今年1月にオランダ・アムステルダムに現地法人を設立したアルファは今夏、「グラフペーパー」で欧州ビジネスに本腰を入れた。パリのメンズファッションウィーク中に、現地のクリエイティブスタジオ「イル・スタジオ」の協力を得てインスタレーション形式の期間限定店を開いた。ディレクターの南貴之さんに海外進出の経緯を聞いた。
(須田渉美)
欧州で今後、ビジネスを広げていくなかで、ランウェーショーではない手段で価値を上げるにはどうしたらいいかを検討し、4日間の期間限定店に至りました。日本のビジネスも小売りからスタートしましたし、店を通じて一般消費者との「直接的な対話」を大事にしたいと考えています。青山店の空間設計の思想にも通じることですが、プロダクトを見せることに限らず、会場全体をインスタレーションのように構成して、来場者と僕たちの考え方を共有できる場を作りました。
初日のレセプションは、メディア関連、現地のクリエイティブ関連など500人近くが来場し、盛況でした。会期中は、初めてなので一般の方はあまり来ないだろうと思っていましたが、予想に反して人が集まり、売り上げも取れたんです。来日して京都店で買い物したフランス人シェフなど、ブランドを知っていて来店した方も多かった。定番を中心に販売しましたが、クオリティーの良さ、装飾的ではないシンプルなスタイルに日本的な魅力を感じてもらえているようです。

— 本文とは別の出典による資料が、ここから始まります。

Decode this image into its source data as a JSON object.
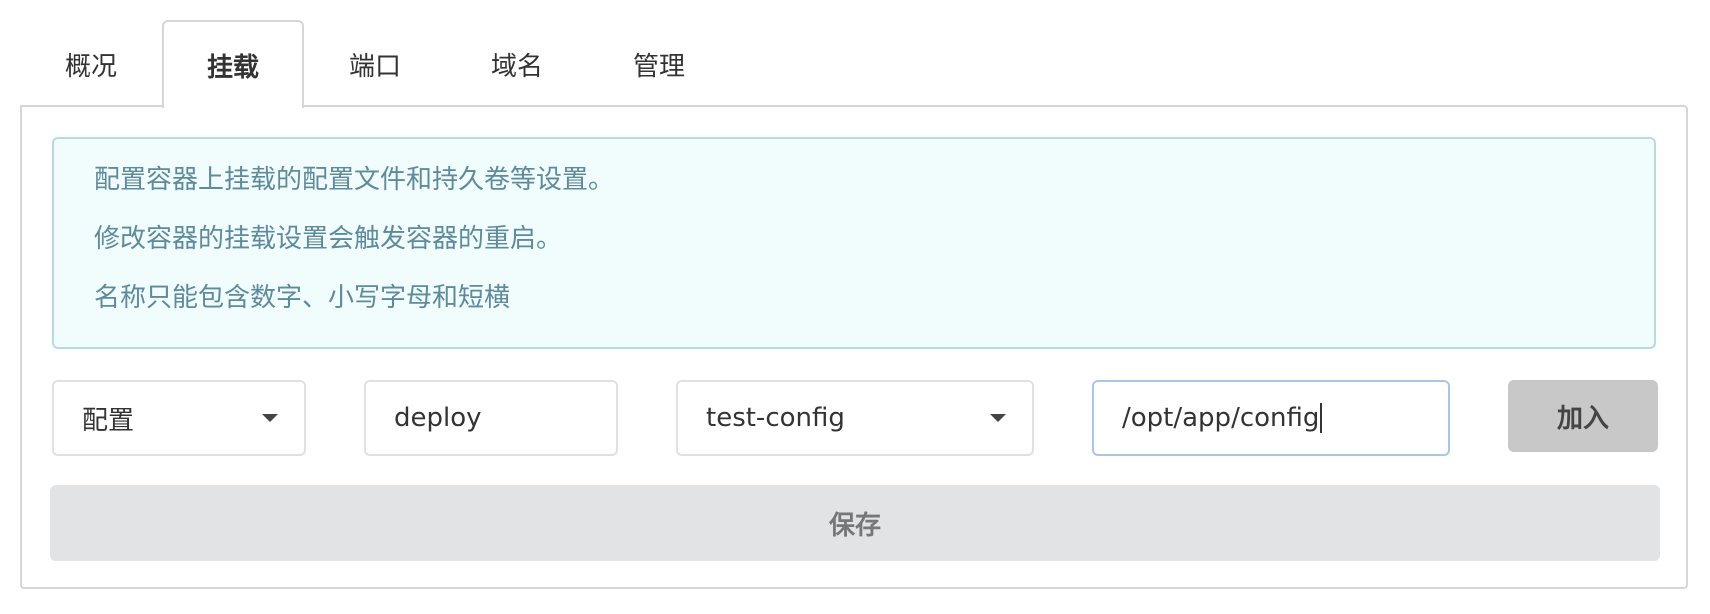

同時期に行ったバイヤー向けの商談は、スイスや米国など新規で6件が決まりました。卸売りは、ブランドに合っていて、取り扱って欲しいと思うショップに直接、メールを送っています。ただ、アプローチしたい店の数は少ないですし、製品を置く空間も大事にしたいので、海外市場も自分たちでショップをやる方が話が早いかなと感じています。来年1月にも期間限定店を開く予定です。